Scene 1
- Uh-oh. Guy in a car with a handgun and a bottle of liquor. Maybe it's just us, but this doesn't seem like the intro to a lighthearted comedy.
Scene 2
- Apparently what we were looking at was a flashback, because that fella from the car is now on trial for murder. He claims he wasn't the one who killed his wife and her lover, but isn't that what they all say?
- The judge doesn't seem to be buying it, and orders this man—Andy Dufresne—to serve two life sentences in prison. On the bright side, he should be eligible for parole about the time he turns 140 or so. Just in time to meet his great-great-great-great-grandkids.
Scene 3
- A prison inmate—Ellis Boyd "Red" Redding—enters a room and faces a panel of stern looking folks. He's probably not here to audition for The Voice.

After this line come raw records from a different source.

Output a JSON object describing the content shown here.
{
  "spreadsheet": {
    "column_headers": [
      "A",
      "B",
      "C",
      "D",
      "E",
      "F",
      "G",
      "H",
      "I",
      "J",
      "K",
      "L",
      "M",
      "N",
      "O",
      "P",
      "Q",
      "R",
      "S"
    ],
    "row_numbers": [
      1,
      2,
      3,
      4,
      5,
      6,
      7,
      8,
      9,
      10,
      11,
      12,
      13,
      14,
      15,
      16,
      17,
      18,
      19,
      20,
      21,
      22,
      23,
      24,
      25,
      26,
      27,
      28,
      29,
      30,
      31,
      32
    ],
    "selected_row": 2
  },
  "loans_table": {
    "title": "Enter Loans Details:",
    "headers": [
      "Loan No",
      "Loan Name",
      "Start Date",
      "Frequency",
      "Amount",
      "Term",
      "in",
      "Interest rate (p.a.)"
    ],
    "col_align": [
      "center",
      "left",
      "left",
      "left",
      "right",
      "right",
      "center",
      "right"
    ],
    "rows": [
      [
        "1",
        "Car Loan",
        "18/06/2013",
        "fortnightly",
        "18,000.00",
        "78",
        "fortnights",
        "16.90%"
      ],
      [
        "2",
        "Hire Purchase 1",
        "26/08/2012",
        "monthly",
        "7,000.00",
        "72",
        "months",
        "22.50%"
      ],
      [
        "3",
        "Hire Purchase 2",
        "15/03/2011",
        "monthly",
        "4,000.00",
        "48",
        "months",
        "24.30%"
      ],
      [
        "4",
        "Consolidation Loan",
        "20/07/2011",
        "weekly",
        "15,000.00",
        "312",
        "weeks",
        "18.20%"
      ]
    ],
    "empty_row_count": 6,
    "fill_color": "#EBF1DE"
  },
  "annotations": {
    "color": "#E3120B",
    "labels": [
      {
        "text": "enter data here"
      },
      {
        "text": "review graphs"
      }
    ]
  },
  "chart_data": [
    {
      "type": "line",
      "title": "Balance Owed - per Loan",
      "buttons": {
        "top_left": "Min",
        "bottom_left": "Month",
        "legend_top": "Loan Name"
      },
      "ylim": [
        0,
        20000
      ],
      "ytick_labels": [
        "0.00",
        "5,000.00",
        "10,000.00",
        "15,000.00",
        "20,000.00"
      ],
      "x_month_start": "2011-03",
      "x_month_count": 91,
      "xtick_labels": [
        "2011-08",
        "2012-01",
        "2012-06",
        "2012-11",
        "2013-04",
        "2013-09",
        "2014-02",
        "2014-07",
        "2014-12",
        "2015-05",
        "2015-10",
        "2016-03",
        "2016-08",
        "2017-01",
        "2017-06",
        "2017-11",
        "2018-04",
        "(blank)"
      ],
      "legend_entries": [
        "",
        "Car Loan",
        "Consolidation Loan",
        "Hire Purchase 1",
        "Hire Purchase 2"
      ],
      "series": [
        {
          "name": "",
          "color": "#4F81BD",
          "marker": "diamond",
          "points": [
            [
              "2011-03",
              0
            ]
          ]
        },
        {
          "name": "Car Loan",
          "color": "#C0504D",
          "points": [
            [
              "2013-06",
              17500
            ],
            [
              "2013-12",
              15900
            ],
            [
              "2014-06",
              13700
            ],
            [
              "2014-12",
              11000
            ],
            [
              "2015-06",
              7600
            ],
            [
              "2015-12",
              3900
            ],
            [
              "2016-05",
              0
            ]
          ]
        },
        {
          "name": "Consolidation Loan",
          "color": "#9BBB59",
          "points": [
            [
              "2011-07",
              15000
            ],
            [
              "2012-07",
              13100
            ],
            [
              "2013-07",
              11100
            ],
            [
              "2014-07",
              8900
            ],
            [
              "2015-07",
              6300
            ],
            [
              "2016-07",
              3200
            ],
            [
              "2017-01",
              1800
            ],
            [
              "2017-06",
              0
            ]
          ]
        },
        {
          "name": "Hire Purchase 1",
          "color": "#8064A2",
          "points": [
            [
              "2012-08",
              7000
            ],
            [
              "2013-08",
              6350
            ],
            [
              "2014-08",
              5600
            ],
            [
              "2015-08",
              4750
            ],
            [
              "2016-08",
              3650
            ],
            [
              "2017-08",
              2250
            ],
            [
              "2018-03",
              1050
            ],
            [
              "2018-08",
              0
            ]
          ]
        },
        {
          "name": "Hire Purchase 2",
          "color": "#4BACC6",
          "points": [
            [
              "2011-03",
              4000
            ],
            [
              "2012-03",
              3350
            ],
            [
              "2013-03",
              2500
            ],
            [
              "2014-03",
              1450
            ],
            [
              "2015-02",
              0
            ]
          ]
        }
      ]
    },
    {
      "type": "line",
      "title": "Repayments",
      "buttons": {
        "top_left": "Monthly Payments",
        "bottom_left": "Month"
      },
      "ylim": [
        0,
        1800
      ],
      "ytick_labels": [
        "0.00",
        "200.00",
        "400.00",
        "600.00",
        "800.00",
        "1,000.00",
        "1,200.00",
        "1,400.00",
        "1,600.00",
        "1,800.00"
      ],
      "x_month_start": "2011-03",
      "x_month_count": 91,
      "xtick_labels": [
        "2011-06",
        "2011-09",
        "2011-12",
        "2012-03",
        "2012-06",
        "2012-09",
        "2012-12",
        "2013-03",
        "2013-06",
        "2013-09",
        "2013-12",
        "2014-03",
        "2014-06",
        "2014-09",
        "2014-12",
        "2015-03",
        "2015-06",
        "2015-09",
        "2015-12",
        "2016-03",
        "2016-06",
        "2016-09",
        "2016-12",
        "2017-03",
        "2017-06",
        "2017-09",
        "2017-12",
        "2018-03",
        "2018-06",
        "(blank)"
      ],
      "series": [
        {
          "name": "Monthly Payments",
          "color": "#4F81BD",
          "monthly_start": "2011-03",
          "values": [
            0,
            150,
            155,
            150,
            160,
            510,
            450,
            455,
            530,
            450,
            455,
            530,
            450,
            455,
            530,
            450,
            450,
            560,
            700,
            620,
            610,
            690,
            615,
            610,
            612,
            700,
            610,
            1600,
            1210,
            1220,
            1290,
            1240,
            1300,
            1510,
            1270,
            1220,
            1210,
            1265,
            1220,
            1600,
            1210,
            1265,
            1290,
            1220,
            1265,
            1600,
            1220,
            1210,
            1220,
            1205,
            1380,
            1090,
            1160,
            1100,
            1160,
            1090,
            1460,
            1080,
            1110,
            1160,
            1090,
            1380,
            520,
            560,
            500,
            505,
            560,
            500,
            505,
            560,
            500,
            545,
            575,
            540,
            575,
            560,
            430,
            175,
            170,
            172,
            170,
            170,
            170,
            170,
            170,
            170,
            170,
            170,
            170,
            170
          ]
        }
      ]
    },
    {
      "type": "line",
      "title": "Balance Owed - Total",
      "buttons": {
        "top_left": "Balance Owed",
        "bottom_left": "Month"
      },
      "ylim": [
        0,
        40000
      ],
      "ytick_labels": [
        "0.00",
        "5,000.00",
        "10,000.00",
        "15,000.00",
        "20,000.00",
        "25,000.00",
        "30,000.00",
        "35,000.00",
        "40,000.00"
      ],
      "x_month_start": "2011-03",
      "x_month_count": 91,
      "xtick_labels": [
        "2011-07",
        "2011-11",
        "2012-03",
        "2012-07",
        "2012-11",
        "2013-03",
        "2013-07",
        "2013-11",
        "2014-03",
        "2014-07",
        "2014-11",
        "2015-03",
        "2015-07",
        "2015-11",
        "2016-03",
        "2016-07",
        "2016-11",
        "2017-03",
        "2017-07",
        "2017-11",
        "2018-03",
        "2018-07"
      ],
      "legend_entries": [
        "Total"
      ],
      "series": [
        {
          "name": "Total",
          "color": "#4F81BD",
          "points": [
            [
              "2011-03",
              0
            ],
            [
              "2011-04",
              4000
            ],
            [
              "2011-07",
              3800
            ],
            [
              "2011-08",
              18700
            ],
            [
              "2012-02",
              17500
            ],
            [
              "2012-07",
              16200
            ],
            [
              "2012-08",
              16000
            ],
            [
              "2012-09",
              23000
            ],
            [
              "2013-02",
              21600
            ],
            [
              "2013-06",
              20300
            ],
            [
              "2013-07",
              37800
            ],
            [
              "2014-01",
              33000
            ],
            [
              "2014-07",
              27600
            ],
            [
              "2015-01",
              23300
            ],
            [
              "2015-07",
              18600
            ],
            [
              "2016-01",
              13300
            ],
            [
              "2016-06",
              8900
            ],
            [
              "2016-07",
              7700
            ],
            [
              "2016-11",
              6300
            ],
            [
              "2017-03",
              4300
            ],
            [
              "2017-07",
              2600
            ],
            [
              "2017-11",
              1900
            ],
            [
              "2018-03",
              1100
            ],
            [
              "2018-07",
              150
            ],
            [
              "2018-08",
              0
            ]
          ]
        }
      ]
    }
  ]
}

- The people sitting behind a table ask him if he's been rehabilitated, and he says he has been, but then we see his file get stamped "Rejected." Ouch. First Peggy Marie Johnson in the second grade, and now this.
Scene 4
- Out in the prison yard, Red chats it up with some of the other inmates. All of a sudden, some narration kicks in. Ooh…looks like Red's going to be our guide on this little journey. Not that it should come as a shock. Why would you put Morgan Freeman in your movie and not make him the narrator?
- Red tells us that he's the guy who can get stuff for people inside the big house. Everything except a decent lawyer, apparently.
- A bus pulls into the prison and Andy and some others hop out. The inmates start placing bets on which newbie is going to bust into tears first. Hey, you gotta find ways to entertain yourself in those places. There aren't a lot of sports bars inside Cell Block D.
Scene 5
- Inside the prison, the newcomers meet Captain Hadley, the captain of the guards, and Mr. Norton, the warden. Norton seems nice enough. Which means he's probably a reeeeal baddie. This ain't our first rodeo.